Why is the Equatorial Pacific Warm Water Volume (WWV) an El Nino predictor, and why has it not performed as well recently?

Abstract:

Simple formulae are developed to calculate equatorial Pacific WWV from wind stress. The WWV formulae are in agreement with WWV observations. They show that it is zonal equatorial convergence, rather than meridional convergence, that is mainly responsible for the WWV. Also, the theory shows that the WWV is closely related to the non-equilibrium variability that leads El Nino and can be used to predict it. In accordance with Bunge and Clarke (May 2014, J. Phys. Oceanogr.), vital to this predictability is that at interannual and lower frequencies equatorial Kelvin and Rossby wave modes combine to form long Rossby waves which propagate westward more slowly with increased latitude. Consequently, the signal delay at the western boundary increases with meridional distance from the equator and also with increasing zonal distance of the major equatorial wind forcing from the western boundary.
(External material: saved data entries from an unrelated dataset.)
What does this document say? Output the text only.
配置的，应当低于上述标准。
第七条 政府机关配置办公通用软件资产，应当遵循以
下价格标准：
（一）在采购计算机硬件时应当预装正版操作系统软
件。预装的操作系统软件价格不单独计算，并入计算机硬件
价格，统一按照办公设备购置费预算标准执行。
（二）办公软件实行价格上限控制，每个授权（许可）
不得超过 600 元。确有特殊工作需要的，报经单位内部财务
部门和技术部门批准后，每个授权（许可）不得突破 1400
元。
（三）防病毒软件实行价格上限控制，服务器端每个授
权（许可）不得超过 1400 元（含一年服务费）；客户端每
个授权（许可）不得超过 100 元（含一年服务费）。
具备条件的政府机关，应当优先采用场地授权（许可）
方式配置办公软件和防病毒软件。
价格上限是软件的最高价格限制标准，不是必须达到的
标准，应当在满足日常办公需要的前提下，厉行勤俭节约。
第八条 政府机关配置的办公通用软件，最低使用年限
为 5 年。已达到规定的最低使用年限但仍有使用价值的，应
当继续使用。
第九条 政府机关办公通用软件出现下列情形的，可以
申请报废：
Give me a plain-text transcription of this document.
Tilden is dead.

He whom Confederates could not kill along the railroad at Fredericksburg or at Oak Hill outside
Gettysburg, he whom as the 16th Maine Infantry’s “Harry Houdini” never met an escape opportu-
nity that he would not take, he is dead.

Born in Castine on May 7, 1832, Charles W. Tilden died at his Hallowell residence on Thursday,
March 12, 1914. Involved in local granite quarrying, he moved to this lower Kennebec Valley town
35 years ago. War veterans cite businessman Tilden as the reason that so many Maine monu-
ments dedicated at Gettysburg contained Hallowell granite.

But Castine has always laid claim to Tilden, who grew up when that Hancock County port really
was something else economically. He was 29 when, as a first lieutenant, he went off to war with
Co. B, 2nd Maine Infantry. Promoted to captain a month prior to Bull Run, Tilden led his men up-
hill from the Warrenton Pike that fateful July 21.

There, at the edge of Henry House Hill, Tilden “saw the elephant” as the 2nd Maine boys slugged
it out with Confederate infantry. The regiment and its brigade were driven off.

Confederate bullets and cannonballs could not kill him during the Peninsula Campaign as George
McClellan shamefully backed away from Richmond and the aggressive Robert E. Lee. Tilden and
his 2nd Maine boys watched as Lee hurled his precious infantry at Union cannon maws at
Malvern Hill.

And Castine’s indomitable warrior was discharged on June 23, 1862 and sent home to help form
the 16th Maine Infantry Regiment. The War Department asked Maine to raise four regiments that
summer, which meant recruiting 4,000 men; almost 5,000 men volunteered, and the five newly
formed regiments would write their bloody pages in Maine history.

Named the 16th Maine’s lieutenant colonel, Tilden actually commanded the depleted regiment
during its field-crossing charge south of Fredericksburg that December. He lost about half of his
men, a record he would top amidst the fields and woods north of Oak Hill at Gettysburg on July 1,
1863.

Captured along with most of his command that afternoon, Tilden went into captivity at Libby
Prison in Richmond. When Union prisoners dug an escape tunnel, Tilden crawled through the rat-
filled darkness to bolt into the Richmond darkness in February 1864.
Thus the further the equatorial wind forcing is from the western boundary, the bigger the signal delays at the western boundary and the more we can see into the future when the non-equilibrium variability reflects at the western boundary and contributes to the equatorial WWV. Since zonal ENSO wind-forcing has been, on average, closer to the western boundary since 1998, the size of the WWV and its lead over ENSO has on average decreased.